Le 3 du mois suivant, Pierre m'a engueulé (en rigolant...) parce qu'il n'avait pas encore sa feuille et qu'il ne pouvait pas travailler convenablement. Inutile de dire que je buvais du petit lait…
Machine pour pointer les employés
Voici une démarche qui tente certains patrons.
A vrai dire, c'est souvent une réaction épidermique lorsque quelque chose va mal dans la sphère des ressources humaines.
Pour ma part, et sauf cas particuliers, je pense que ce n'est pas une bonne démarche.

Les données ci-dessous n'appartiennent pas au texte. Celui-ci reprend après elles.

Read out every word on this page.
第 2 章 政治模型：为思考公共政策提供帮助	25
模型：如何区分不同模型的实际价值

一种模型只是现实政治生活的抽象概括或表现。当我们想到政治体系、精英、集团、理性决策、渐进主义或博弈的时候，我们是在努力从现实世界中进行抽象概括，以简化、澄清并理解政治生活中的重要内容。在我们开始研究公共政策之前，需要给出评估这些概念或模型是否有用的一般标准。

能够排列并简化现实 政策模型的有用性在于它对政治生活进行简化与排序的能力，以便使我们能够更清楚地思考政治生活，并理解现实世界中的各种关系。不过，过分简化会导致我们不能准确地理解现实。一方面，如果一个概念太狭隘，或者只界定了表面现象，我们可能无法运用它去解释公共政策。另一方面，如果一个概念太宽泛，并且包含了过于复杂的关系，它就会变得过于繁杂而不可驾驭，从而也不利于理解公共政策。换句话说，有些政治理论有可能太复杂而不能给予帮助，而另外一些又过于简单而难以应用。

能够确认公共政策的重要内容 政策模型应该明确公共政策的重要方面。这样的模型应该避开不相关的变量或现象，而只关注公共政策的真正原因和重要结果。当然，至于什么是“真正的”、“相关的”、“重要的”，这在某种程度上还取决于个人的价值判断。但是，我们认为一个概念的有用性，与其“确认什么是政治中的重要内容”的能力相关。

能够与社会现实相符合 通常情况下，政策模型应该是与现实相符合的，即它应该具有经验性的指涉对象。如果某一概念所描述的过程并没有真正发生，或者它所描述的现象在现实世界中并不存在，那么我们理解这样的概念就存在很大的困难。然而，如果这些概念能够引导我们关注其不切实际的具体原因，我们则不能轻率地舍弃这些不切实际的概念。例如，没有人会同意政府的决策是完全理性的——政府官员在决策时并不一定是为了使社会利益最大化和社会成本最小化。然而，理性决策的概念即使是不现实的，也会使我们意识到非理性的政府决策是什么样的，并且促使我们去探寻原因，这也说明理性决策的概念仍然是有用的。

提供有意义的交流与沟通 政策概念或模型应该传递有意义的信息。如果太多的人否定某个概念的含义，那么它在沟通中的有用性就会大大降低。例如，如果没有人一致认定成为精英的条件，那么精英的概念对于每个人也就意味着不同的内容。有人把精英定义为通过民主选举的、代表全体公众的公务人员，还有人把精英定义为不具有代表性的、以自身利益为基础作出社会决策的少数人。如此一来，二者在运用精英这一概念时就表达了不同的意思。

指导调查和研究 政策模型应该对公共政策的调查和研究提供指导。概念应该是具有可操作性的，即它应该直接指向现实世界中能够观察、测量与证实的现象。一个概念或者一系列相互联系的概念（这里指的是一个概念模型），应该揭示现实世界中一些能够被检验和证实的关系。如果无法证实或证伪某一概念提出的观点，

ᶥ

Installer une machine pour pointer enferme les personnes dans l'idée qu'il suffit qu'elles soient présentes, peu importe si ce qu'elles font est utile et favorable au développement de l'entreprise. Avec un tel système on prend le risque de n'avoir plus que des personnes passives. "On ne peut rien me reprocher puisque je suis là !"
Une telle réflexion me semble traduire la faiblesse de la gestion des ressources humaines.
La bonne question serait plutôt : "Qu'est il possible de faire pour que les personnes aient envie de s'investir, souhaitent passer une bonne journée à la réalisation d'un projet commun, aient la satisfaction de progresser, soient contentes du temps passé dans l'entreprise…"
Le budget que vous êtes prêt à dépenser dans la machine à pointer, investissez le plutôt dans une démarche de développement des ressources humaines.
La motivation du chef d'entreprise
Lui, en l'occurrence, c'est le patron opérationnel de Microsoft. Steve BALMER débute une conférence... (Les mauvaises langues pourront s'en servir pour expliquer certains comportements "bizarres" de leurs logiciels...)
Et vous, vous estimez votre motivation à quel niveau par rapport à la sienne ?
"Le problème, c'est le patron!"
Il arrive que le problème dans une TPE, ce soit le patron lui-même. C'est ce que me disait récemment un patron dont l'entreprise connait quelques difficultés en ce moment ; comme beaucoup d'autres, d'ailleurs : "En fait, le problème, c'est moi !". Belle lucidité. C'est finalement une bonne nouvelle; car il a une capacité d'adaptation, voire de réaction, dont il ne dépend que de lui de la mettre en œuvre. Il peut pour cela mobiliser les moyens qu'il veut pour s'aider à changer et accompagner les changements nécessaires dans son organisation.
voir aussi : les adjoints de Jean Marie Descarpentries ou : la réactivité, critère de performance
Pourquoi ne veulent-ils pas faire leurs fiches d'heures ?
Les objections peuvent être : "ça prend trop de temps", "ça ne sert à rien", "c'est du flicage"…
Je crois que l'on peut trouver un système qui soit adapté demandant un temps de saisie raisonnable (3 à 5 minutes par jour) et offrant des possibilités de synthèse intéressantes.
Une communication positive autour de ce travail devrait permettre de faciliter l'acceptation.
Dès lors, il me semble que le refus de faire ce travail de saisie cache en fait un certain malaise de la part de la personne, une sorte de peur de se retrouver en face d'elle-même ou de son patron, de montrer son inorganisation, de révéler son incompétence ou peut-être de montrer la faible utilité de ce qu'elle fait !. Des sujets qui méritent également d'être traités avec attention.